C5d From Chart to CART: Improving Automated Case-Finding for Pelvic Inflammatory Disease Using CART Analysis

Wednesday, March 10, 2010: 11:15 AM
Cottonwood (M1) (Omni Hotel)
Delia Scholes, PhD1, Onchee Yu, MS1, Catherine Satterwhite, MSPH, MPH2, Hillard Weinstock, MD, MPH3, Jane Grafton, BA1, Linda Wehnes, BA1 and Stuart Berman, MD, ScM2, 1Group Health Research Institute, Group Health Cooperative, Seattle, WA, 2Division of STD Prevention, Epidemiology and Surevillance Branch, Centers for Disease Control and Prevention, Atlanta, GA, 3Division of STD Prevention, CDC, Atlanta, GA

Background:  Research and surveillance work addressing pelvic inflammatory disease (PID) often rely on use of ICD diagnostic codes from automated data sources.

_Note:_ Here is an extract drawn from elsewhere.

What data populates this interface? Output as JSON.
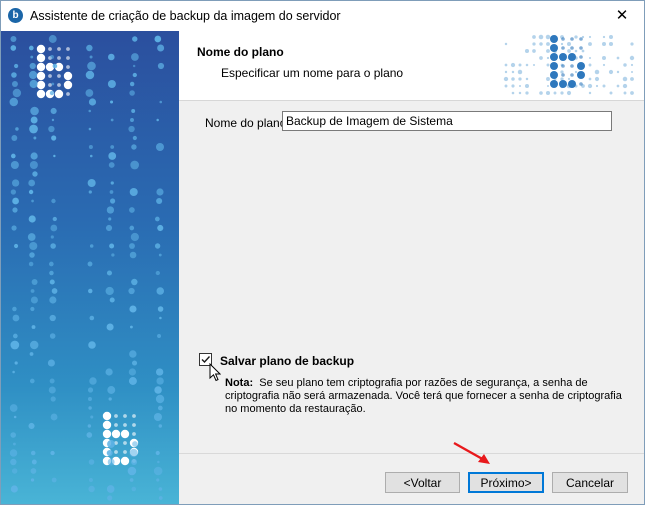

However, cases identified in this way may not be true PID, as these codes are also used to rule out, follow up, and note a history of PID.

Objectives: To develop an algorithm that improves the accuracy of PID case-finding through the use of additional automated data on treatment and other aspects of care.

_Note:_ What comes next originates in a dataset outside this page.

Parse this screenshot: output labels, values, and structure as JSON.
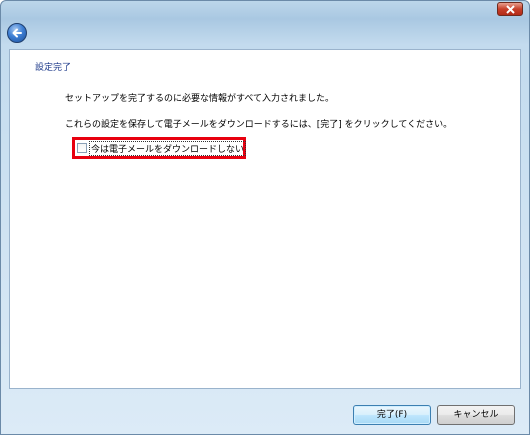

Methods:  Using Group Health Cooperative automated datafiles, we identified potential PID episodes among women aged 15-44 years during 2002-2006 using ICD9 codes. Chart reviews to verify PID status were conducted on 200 potential cases in the algorithm development dataset and another 200 in the validation dataset. Using additional information on demographics, other diagnosis and procedure codes, treatment, and care setting, we conducted a classification and regression tree (CART) analysis to develop and validate a PID case-finding algorithm.

Results: The CART-based case-finding algorithm identified two main predictors of PID: treatment with an antibiotic and age 15-24 years. Sensitivity for the development and validation sets was 95-98%. However, specificity was 43-50%. The misclassification rate was 19-24% when PID cases were defined solely through ICD-9 codes.  This fell to 14-16% using the algorithm. Methods:  Results:

Conclusions: The PID case-finding algorithm was highly sensitive. Specificity was less optimal, indicating the likelihood of retaining false positive cases. However, the PID misclassification rates were substantially improved over the ICD9-only case identification method.

Implications for Programs, Policy, and/or Research:  Additional automated data available in many health plans nationwide can improve the accuracy of PID identification. With further validation, application of this algorithm offers the opportunity to enhance PID surveillance and research.